Previsione  dell’olfatto

Gli esperimenti hanno rivelato che le somiglianze nella chimica degli odori sono state rispecchiate dalle somiglianze nell’attività neurale.

Odori ben relazionati hanno prodotto modelli neuronali relazionati;  sia nella corteccia piriforme e bulbo olfattivo, come misurato da sovrapposizioni di attività neuronale. Odori debolmente connessi, al contrario, hanno prodotto modelli di attività debolmente connessi.

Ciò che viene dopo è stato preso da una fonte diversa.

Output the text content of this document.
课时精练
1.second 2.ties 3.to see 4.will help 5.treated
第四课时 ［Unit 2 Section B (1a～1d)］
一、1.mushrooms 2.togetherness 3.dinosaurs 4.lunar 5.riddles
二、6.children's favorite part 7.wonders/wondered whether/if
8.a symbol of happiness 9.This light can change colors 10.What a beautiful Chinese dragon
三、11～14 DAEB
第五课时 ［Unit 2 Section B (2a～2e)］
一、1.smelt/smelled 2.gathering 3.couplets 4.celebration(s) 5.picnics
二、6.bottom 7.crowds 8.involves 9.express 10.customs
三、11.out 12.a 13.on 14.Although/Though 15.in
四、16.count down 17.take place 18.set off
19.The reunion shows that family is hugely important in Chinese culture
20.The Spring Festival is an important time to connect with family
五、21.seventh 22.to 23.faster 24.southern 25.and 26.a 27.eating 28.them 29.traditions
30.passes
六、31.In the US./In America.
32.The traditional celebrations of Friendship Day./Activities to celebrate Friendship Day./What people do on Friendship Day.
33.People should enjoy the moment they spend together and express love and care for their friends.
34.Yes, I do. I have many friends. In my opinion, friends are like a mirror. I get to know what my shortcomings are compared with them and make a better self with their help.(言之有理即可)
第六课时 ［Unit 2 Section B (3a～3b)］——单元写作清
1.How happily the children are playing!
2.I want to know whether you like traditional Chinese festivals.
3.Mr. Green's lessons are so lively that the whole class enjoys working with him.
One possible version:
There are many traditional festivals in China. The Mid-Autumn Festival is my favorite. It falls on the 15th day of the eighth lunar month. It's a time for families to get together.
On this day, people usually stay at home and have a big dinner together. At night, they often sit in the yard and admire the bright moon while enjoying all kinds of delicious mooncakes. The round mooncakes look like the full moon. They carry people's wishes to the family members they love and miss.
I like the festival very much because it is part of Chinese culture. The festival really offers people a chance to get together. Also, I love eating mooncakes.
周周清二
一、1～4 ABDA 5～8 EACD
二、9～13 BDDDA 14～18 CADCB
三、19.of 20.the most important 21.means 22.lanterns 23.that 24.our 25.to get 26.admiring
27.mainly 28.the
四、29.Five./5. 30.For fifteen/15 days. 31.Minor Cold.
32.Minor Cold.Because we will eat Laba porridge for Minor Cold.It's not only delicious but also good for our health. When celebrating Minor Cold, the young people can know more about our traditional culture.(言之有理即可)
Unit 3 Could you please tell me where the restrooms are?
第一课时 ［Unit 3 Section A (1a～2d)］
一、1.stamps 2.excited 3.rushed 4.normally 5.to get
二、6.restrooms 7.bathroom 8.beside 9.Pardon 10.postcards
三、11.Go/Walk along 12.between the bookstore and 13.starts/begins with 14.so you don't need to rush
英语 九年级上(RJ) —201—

Nella corteccia, gli odori correlati hanno portato a modelli più fortemente raggruppati di attività neurale rispetto ai modelli nel bulbo olfattivo. Questa osservazione è rimasta valida per i singoli topi.

Ulteriori analisi hanno identificato una serie diversificata di caratteristiche chimiche, come il peso molecolare e alcune proprietà elettrochimiche, che erano collegate a modelli di attività neurale.

Le informazioni ricavate da queste caratteristiche erano abbastanza robuste da poter prevedere le risposte corticali a un odore in un animale sulla base di esperimenti con un insieme separato di odori in un animale diverso.

I ricercatori hanno anche scoperto che queste rappresentazioni neurali erano flessibili.

Ai topi sono state ripetutamente date una miscela di due odori, e nel corso del tempo, i modelli neurali corrispondenti a questi odori nella corteccia sono diventati più riconoscibili. Questo si è verificato anche quando i due odori avevano strutture chimiche dissimili.

La capacità della corteccia di adattarsi è stata generata in parte da reti di neuroni che rimodellano selettivamente le relazioni odorose.

Come il cervello associa e codifica gli odori

La plasticità della corteccia può aiutare a spiegare perché l’odore è da un lato invariante tra gli individui, e dall’altro personalizzabile a seconda delle nostre esperienze uniche“; continua Datta.

Insieme, i risultati dello studio dimostrano per la prima volta come il cervello codifichi le relazioni tra gli odori. Rispetto alle cortecce visive e uditive relativamente ben comprese, non è ancora chiaro come la corteccia olfattiva converta le informazioni sulla chimica degli odori nella percezione dell’odore.

Identificare come la corteccia olfattiva mappi gli odori simili fornisce ora nuove intuizioni che informano gli sforzi per comprendere e potenzialmente controllare l’olfatto, secondo gli autori.

Non comprendiamo ancora appieno come la chimica si traduce in percezione“, ha detto Datta. “Non c’è un algoritmo o una macchina del computer che prenda una struttura chimica e ci dica come sarà l’odore di quella sostanza chimica”.

Per costruire effettivamente quella macchina e per essere in grado un giorno di creare un mondo olfattivo virtuale e controllabile per una persona, dobbiamo capire come il cervello codifica le informazioni sugli odori“, ha detto Datta. “Speriamo che le nostre scoperte siano un passo avanti su questa strada“.

Altri autori dello studio sono Giuliano Iurilli, David Brann, Daniel Chicharro, Kristen Drummey, Kevin Franks e Stefano Panzeri.

Lo studio è stato sostenuto dalla Fondazione Vallee, dal National Institutes of Health e dalla Simons Collaboration on the Global Brain.